1. The problem statement, all variables and given/known data

An Electron (rest mass=9.11*10^-31kg) is accelerated to an energy (mass energy+kinetic energy) of 30*10^6 eV (30 MeV). What is its kinetic energy? Its momentum? Its speed?
(Note: 1 eV = 1.602*10^-19 Joules; c=2.998 * 10^8 ms^-1)
2. Relevant equations

3. The attempt at a solution
Okay, so this problem was on a test that I missed and I have been trying to understand it/figure it out since then. I solved for Ek (kinetic energy) I believe. (Em= Mass energy; Ek = Kinetic Energy)
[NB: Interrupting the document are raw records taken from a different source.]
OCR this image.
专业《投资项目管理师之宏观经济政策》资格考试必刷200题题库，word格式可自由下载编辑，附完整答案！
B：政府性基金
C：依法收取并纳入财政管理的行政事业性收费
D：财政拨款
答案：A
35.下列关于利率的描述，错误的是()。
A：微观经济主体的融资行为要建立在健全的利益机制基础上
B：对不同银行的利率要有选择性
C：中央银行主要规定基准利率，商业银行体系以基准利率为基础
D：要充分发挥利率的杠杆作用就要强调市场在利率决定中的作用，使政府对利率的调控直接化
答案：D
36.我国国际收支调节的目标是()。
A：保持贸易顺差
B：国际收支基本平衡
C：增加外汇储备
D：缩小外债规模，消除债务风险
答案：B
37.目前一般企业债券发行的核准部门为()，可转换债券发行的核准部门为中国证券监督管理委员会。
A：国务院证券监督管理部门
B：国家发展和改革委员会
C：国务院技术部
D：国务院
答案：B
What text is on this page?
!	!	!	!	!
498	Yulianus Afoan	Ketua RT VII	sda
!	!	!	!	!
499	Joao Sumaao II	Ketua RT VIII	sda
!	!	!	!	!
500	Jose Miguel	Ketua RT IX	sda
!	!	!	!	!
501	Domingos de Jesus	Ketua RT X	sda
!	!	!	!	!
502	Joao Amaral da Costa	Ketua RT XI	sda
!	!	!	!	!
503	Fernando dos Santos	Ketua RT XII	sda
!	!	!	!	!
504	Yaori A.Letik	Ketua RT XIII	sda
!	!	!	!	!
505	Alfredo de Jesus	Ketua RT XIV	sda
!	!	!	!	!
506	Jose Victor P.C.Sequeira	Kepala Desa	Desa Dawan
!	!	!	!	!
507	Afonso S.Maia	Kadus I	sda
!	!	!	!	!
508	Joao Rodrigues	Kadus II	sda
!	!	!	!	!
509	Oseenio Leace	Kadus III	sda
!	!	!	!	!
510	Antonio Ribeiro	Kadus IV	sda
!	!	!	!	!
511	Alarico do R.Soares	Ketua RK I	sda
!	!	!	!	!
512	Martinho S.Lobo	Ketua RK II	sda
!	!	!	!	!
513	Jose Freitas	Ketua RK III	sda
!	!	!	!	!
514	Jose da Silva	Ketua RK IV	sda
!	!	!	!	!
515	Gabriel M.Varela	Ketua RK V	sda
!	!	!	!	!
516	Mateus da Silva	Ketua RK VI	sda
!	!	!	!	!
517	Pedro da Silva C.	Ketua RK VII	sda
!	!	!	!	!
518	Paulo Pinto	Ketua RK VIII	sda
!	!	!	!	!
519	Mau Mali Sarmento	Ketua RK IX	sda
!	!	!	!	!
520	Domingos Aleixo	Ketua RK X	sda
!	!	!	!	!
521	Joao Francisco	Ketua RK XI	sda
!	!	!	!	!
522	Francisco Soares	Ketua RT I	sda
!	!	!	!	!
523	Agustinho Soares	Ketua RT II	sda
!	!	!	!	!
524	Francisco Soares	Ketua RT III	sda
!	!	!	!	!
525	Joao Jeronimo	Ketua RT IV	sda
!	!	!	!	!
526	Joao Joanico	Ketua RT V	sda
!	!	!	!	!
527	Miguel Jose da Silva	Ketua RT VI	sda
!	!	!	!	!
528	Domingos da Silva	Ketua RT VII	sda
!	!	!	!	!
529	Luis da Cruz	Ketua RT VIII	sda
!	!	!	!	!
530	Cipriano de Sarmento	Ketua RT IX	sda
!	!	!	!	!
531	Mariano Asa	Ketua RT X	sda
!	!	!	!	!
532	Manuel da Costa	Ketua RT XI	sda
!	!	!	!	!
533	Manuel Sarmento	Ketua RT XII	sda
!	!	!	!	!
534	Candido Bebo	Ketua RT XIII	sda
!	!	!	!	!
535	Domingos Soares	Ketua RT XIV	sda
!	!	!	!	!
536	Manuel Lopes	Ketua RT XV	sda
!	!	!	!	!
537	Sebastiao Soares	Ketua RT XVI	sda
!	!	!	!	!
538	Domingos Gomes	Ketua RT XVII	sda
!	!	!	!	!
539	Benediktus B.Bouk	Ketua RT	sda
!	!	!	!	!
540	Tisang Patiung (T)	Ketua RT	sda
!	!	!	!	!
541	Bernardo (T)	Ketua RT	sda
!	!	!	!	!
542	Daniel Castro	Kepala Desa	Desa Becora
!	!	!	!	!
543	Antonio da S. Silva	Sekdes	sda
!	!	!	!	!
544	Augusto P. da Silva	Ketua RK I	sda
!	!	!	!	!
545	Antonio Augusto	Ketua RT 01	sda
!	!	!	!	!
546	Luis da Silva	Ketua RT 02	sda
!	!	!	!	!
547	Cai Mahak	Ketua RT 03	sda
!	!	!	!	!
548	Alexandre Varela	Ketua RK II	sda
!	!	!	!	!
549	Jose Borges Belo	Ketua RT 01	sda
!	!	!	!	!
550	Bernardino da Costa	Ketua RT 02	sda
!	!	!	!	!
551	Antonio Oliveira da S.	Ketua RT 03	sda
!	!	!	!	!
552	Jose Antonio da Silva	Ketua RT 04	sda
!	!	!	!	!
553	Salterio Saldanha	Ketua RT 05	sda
Em + Ek = (3*10^6 eV)* ((1.602*10^-19 J)/(1eV))
=4.806 * 10^-13 J here I converted to Joules.

Then I solved for Em
Em = mc^2
=(9.11*10^-31 kg)(2.998 * 10^8 m*s^-1)^2
=8.188*10^-14 J

So, plugging into Em + Ek = 4.806*10^-13 J and rearranging to solve for Ek i get
Ek= 4.806*10^-13 J - Em
Ek= 4.806*10^-13 J - 8.188*10^-14 J
Ek= 3.9872 * 10^-13 J
I'm not too sure if I found Ek the accurate way.
Now, if I did, I'm a little lost in how to find my momentum and speed.
I know momentum is p = ymv = mv/(sqrt(1-(v/v)^2)) with y being gamma
and I believe after using that to find my momentum I can find velocity by rearranging the Ek equation of
Ek = (1/2)mv^2 to v= sqrt(2Ek/m)

Im just not sure if i'm heading in the right direction. A little guidance would be truly appreciated. Also, I wasn't sure where to post this question.

2. Feb 10, 2015

### Simon Bridge

Not a lot of point converting to Joules: you are just making work for yourself and adding a way to make mistakes.
What is wrong with all energies in keV and speeds as a fraction of the speed of light.

Thus total energy E is given by: $E = \gamma E_0$ ... E0 is the rest mass energy of an electron - which is 0.511 keV or 0.000511MeV and gamma is given by $\gamma=(1-v^2)^{-1/2}$, with v as the fraction of the speed of light.

Kinetic energy T is then: $T=E-E_0$ and the energy-momentum relation is: $E^2-E_0^2+p^2$

But otherwise you did OK: KE is the difference between total and rest energy.
Momentum is found from the energy-momentum relation.
You can use the equation above for unified units, for SI units it becomes:
$$E^2=E_0^2+p^2c^2$$

3. Feb 11, 2015

### irre1evantt

Agh, yes I see. Thank you so much!!!!

4. Feb 11, 2015

### Simon Bridge

NO worries, welcome to PF.